Climate change also impacts agriculture and the subsequent availability of food. The food crisis of the mid 1970’s sparked a detailed analysis into the relationship between hunger, famine and environmental causes, such as drought, flooding and land degradation. [30] It is now well recognised that such events can tip already vulnerable local societies into acute distress. Almost 800 million people in the developing world do not have enough to eat, and a further 3 million in the industrialised countries and economies in transition also suffer from chronic food insecurity [31] . Poor or insufficient nutrition can eventually lead to sever health problems such as gastro-intestinal infections, measles and malaria [32] .

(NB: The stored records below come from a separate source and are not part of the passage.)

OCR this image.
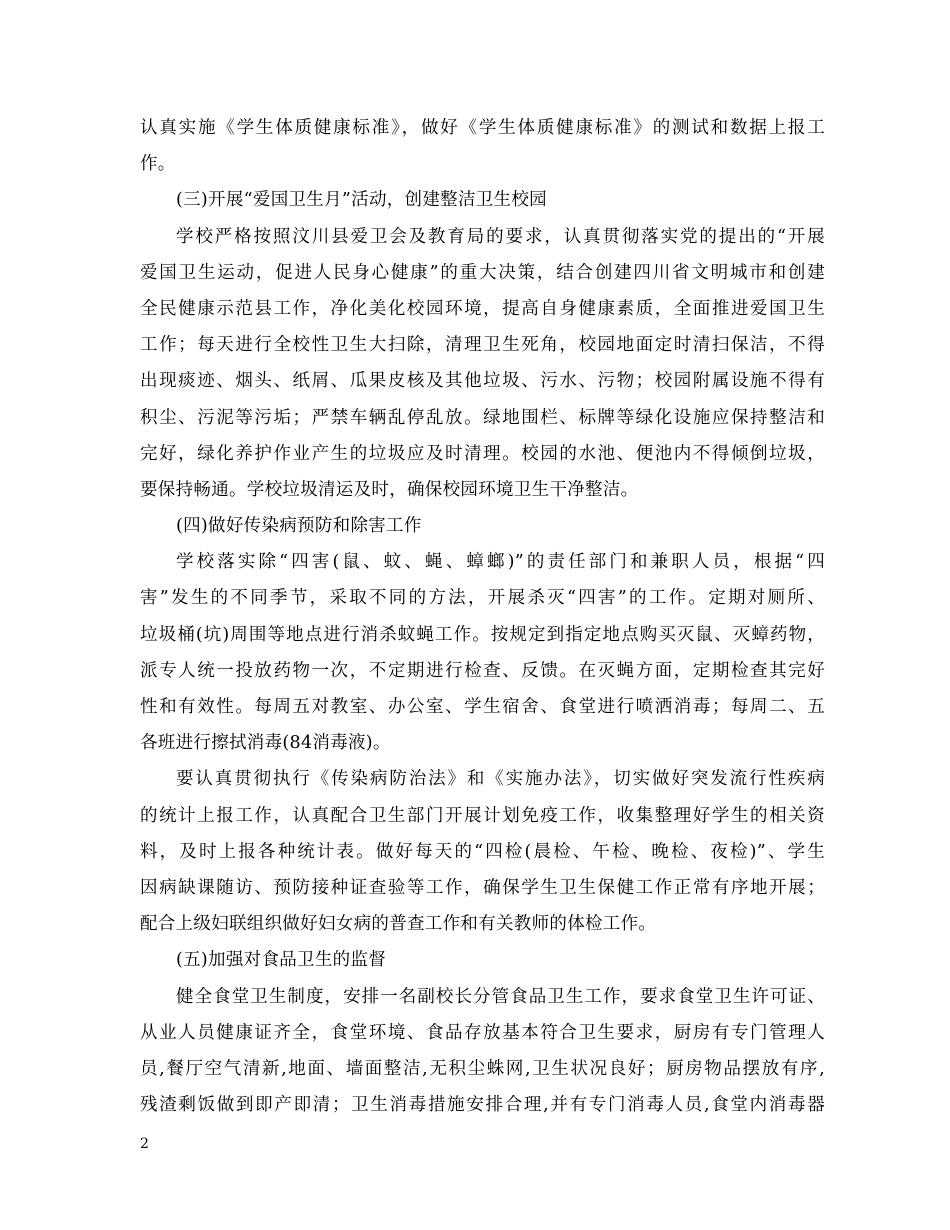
认真实施《学生体质健康标准》，做好《学生体质健康标准》的测试和数据上报工
作。
(三)开展“爱国卫生月”活动，创建整洁卫生校园
学校严格按照汶川县爱卫会及教育局的要求，认真贯彻落实党的提出的“开展
爱国卫生运动，促进人民身心健康”的重大决策，结合创建四川省文明城市和创建
全民健康示范县工作，净化美化校园环境，提高自身健康素质，全面推进爱国卫生
工作；每天进行全校性卫生大扫除，清理卫生死角，校园地面定时清扫保洁，不得
出现痰迹、烟头、纸屑、瓜果皮核及其他垃圾、污水、污物；校园附属设施不得有
积尘、污泥等污垢；严禁车辆乱停乱放。绿地围栏、标牌等绿化设施应保持整洁和
完好，绿化养护作业产生的垃圾应及时清理。校园的水池、便池内不得倾倒垃圾，
要保持畅通。学校垃圾清运及时，确保校园环境卫生干净整洁。
(四)做好传染病预防和除害工作
学校落实除“四害(鼠、蚊、蝇、蟑螂)”的责任部门和兼职人员，根据“四
害”发生的不同季节，采取不同的方法，开展杀灭“四害”的工作。定期对厕所、
垃圾桶(坑)周围等地点进行消杀蚊蝇工作。按规定到指定地点购买灭鼠、灭蟑药物，
派专人统一投放药物一次，不定期进行检查、反馈。在灭蝇方面，定期检查其完好
性和有效性。每周五对教室、办公室、学生宿舍、食堂进行喷洒消毒；每周二、五
各班进行擦拭消毒(84消毒液)。
要认真贯彻执行《传染病防治法》和《实施办法》，切实做好突发流行性疾病
的统计上报工作，认真配合卫生部门开展计划免疫工作，收集整理好学生的相关资
料，及时上报各种统计表。做好每天的“四检(晨检、午检、晚检、夜检)”、学生
因病缺课随访、预防接种证查验等工作，确保学生卫生保健工作正常有序地开展；
配合上级妇联组织做好妇女病的普查工作和有关教师的体检工作。
(五)加强对食品卫生的监督
健全食堂卫生制度，安排一名副校长分管食品卫生工作，要求食堂卫生许可证、
从业人员健康证齐全，食堂环境、食品存放基本符合卫生要求，厨房有专门管理人
员,餐厅空气清新,地面、墙面整洁,无积尘蛛网,卫生状况良好；厨房物品摆放有序,
残渣剩饭做到即产即清；卫生消毒措施安排合理,并有专门消毒人员,食堂内消毒器
2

In discussions of the possible links between environment and security we often find reference to water. It is essential to human survival, has value in economic terms, and sometimes strategic significance. Nonetheless, in 1999 it was reported that 20% of the world’s population already lacks access to safe drinking water [33] . Water pollution can be extremely harmful both in terms of health and economy; not only does it further reduce the availability of clean drinking water, but it could also cause extensive damage to marine life and severely hurt the economy, as we saw in the 2010 BP oil spill [34] . At the P-7 conference in 2000, delegates from the poorest nations gathered and called for water to be treated as a fundamental human right, not as a market commodity [35] . Not only does water scarcity lead to health issues, a human security issue, but it also can lead to violent conflict if nations are in competition over the resource, thus becoming a national security issue. Indeed, damage to, or degradation of, the environment results in resource depletion which, on the one hand, causes civil unrest, leading to conflict, while, on the other, causes famine and illness, threatening human security, or welfare.

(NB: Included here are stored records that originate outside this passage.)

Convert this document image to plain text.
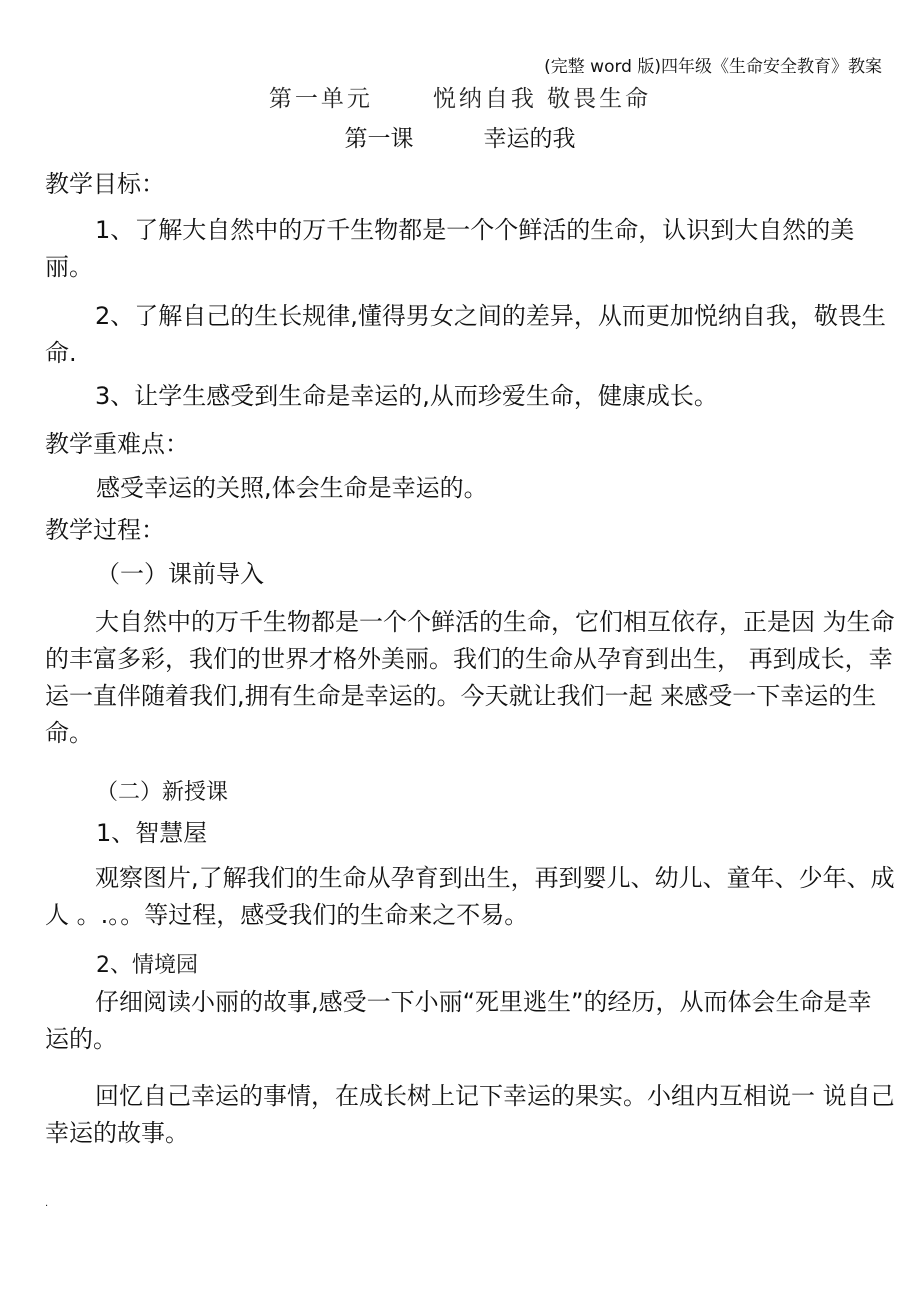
(完整 word 版)四年级《生命安全教育》教案
第一单元	悦纳自我 敬畏生命
第一课	幸运的我
教学目标：
1、了解大自然中的万千生物都是一个个鲜活的生命，认识到大自然的美丽。
2、了解自己的生长规律,懂得男女之间的差异，从而更加悦纳自我，敬畏生命.
3、让学生感受到生命是幸运的,从而珍爱生命，健康成长。
教学重难点：
感受幸运的关照,体会生命是幸运的。
教学过程：
（一）课前导入
大自然中的万千生物都是一个个鲜活的生命，它们相互依存，正是因 为生命的丰富多彩，我们的世界才格外美丽。我们的生命从孕育到出生， 再到成长，幸运一直伴随着我们,拥有生命是幸运的。今天就让我们一起 来感受一下幸运的生命。
（二）新授课
1、智慧屋
观察图片,了解我们的生命从孕育到出生，再到婴儿、幼儿、童年、少年、成人 。.。。等过程，感受我们的生命来之不易。
2、情境园
仔细阅读小丽的故事,感受一下小丽“死里逃生”的经历，从而体会生命是幸运的。
回忆自己幸运的事情，在成长树上记下幸运的果实。小组内互相说一 说自己幸运的故事。
.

Traditionally the term Security was used to mean State Security, but with the fall of the Soviet Union security studies has expanded to include other threats including environmental damage. However, so far, emphasis has been placed on environmental change as cause of violent conflict, due to competition over resources or territory, but there are other possible implications, such as the effect it has on Human Security. To understand environmental damage as a security threat- in that it poses a threat to human security or welfare- we must move away from the traditional view that security is a state-centric, military led, affair. While it may be true that environmental damage can lead to conflict, albeit in conjunction with other factors, we should also be looking at how damage to the environment affects people. As mentioned in the UNDP in 1994, Human security is not a concern with weapons – it is a concern with human life and dignity [36] . Everyone has the right to live a life free from insecurity. It can be argued that environmental damage is a constant security issue for some nation-states, communities and individuals. Not only can it lead to violent conflict, and threaten national security but it can also threaten human life and welfare. Some damage, such as climate change, poses cultural, health, and life-threatening risks comparable to the impact of warfare. We often see security threats as those which come from other states, involve the military and concern national security; however, environmental damage can become a threat to security, indeed, for many states it can be the most serious security problem that these countries face, because it directly threatens their life and their wellbeing.